Cancer Survivors-Successfully Swimming or Struggling to Stay Afloat in a Sea of Cancer-Related Information?

Neeraj Arora, Ph.D.
Outcomes Research Branch
National Cancer Institute
Bethesda, MD

  • Strategies are needed to support information management efforts of cancer survivors and their family members. There are little data on the information needs of cancer survivors posttreatment (10 percent of 92 studies published between 1980 and 2003 addressed this issue). What data there are suggest that cancer survivors face difficulties obtaining information. Many report that significant effort was needed to find information, leading to feelings of frustration; information often was difficult to understand; and they had concerns about information quality.
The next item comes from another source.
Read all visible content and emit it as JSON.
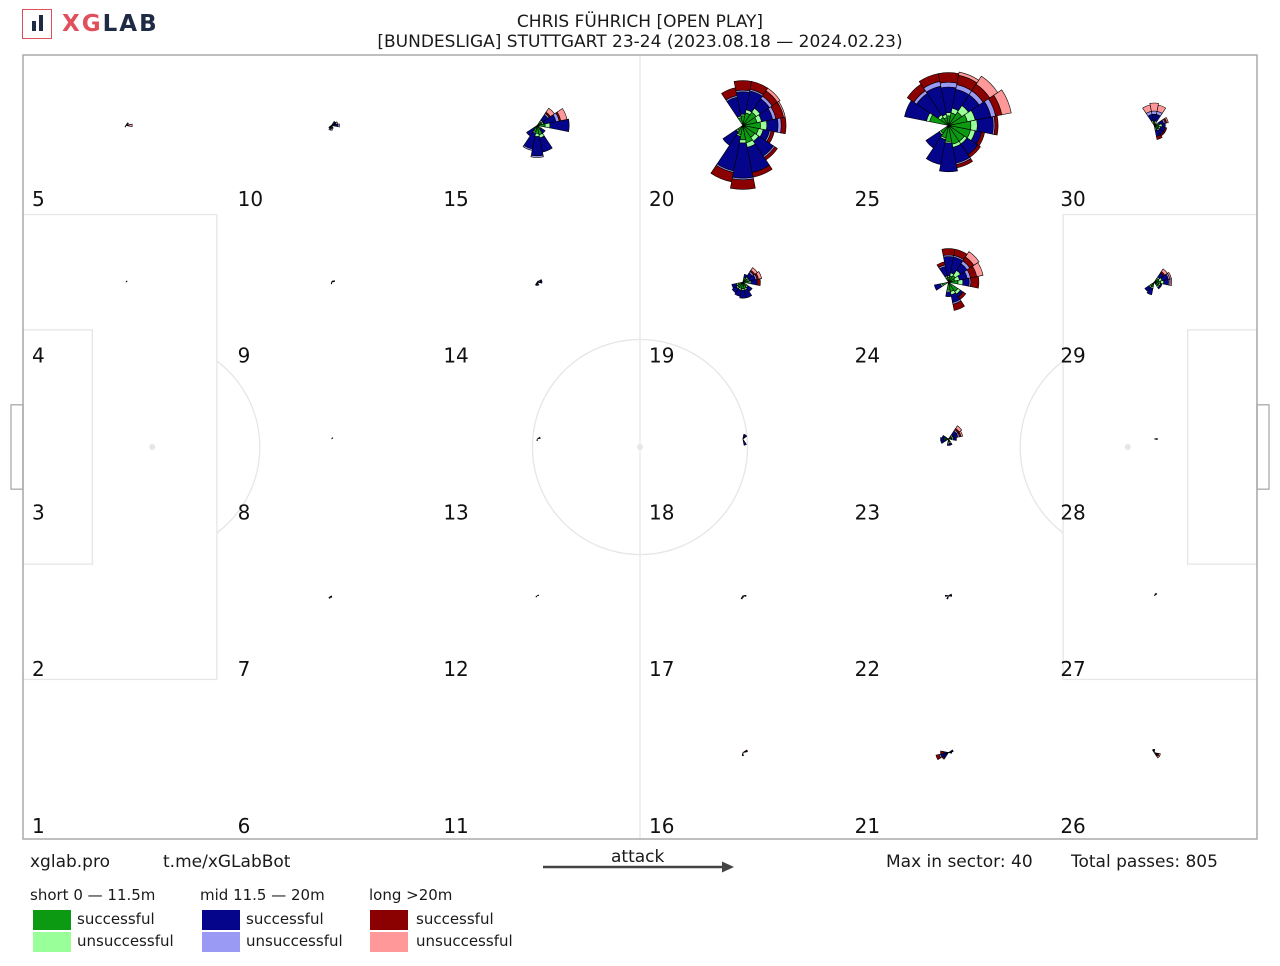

  • Information needs categories for survivors at 2 to 5 years post-diagnosis include recommended follow-up tests and treatments, information on health behaviors to reduce cancer risk (i.e., diet, nutrition, physical activity), long-term and side effects of treatment, interpersonal and emotional issues, how to keep health insurance and obtain coverage for late effects, and sex- and fertility-related issues.
  • The Health Information National Trends Survey (HINTS) showed that 63 percent of cancer survivors can be categorized as "seekers" of information and 37 percent as "non seekers." Non seekers are more likely to have less than a high school education and be 65 years of age or older. Both seekers and non seekers preferred to receive information from health care providers rather than from the Internet. As a "first source" of cancer information, however, health care providers and the Internet were accessed nearly equally.
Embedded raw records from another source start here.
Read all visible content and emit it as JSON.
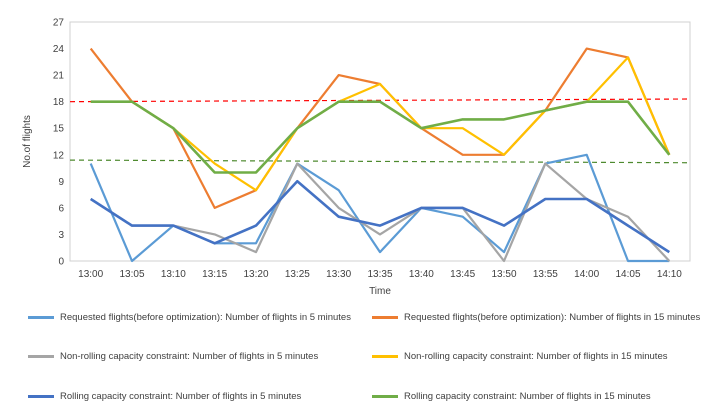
{
  "chart_data": {
    "type": "line",
    "xlabel": "Time",
    "ylabel": "No.of flights",
    "ylim": [
      0,
      27
    ],
    "yticks": [
      0,
      3,
      6,
      9,
      12,
      15,
      18,
      21,
      24,
      27
    ],
    "categories": [
      "13:00",
      "13:05",
      "13:10",
      "13:15",
      "13:20",
      "13:25",
      "13:30",
      "13:35",
      "13:40",
      "13:45",
      "13:50",
      "13:55",
      "14:00",
      "14:05",
      "14:10"
    ],
    "series": [
      {
        "name": "Requested flights(before optimization): Number of flights in 5 minutes",
        "color": "#5b9bd5",
        "values": [
          11,
          0,
          4,
          2,
          2,
          11,
          8,
          1,
          6,
          5,
          1,
          11,
          12,
          0,
          0
        ]
      },
      {
        "name": "Requested flights(before optimization): Number of flights in 15 minutes",
        "color": "#ed7d31",
        "values": [
          24,
          18,
          15,
          6,
          8,
          15,
          21,
          20,
          15,
          12,
          12,
          17,
          24,
          23,
          12
        ]
      },
      {
        "name": "Non-rolling capacity constraint: Number of flights in 5 minutes",
        "color": "#a5a5a5",
        "values": [
          7,
          4,
          4,
          3,
          1,
          11,
          6,
          3,
          6,
          6,
          0,
          11,
          7,
          5,
          0
        ]
      },
      {
        "name": "Non-rolling capacity constraint: Number of flights in 15 minutes",
        "color": "#ffc000",
        "values": [
          18,
          18,
          15,
          11,
          8,
          15,
          18,
          20,
          15,
          15,
          12,
          17,
          18,
          23,
          12
        ]
      },
      {
        "name": "Rolling capacity constraint: Number of flights in 5 minutes",
        "color": "#4472c4",
        "values": [
          7,
          4,
          4,
          2,
          4,
          9,
          5,
          4,
          6,
          6,
          4,
          7,
          7,
          4,
          1
        ]
      },
      {
        "name": "Rolling capacity constraint: Number of flights in 15 minutes",
        "color": "#70ad47",
        "values": [
          18,
          18,
          15,
          10,
          10,
          15,
          18,
          18,
          15,
          16,
          16,
          17,
          18,
          18,
          12
        ]
      }
    ],
    "reference_lines": [
      {
        "color": "#ff0000",
        "from": 18.0,
        "to": 18.3
      },
      {
        "color": "#4e8a2f",
        "from": 11.4,
        "to": 11.1
      }
    ]
  }
}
  • People with a family history of cancer are as likely to seek information as cancer survivors, although they are more likely than survivors to use the Internet as a first source of information (health care providers are the least-used source of information for this group). Those with a family history of cancer also are less likely than survivors to consider the information they do find helpful.
  • No organized, integrated system exists to provide survivors with access to support. Web-based technologies should be integrated to provide a seamless environment of accessible, unfailing, and deep support available at all times.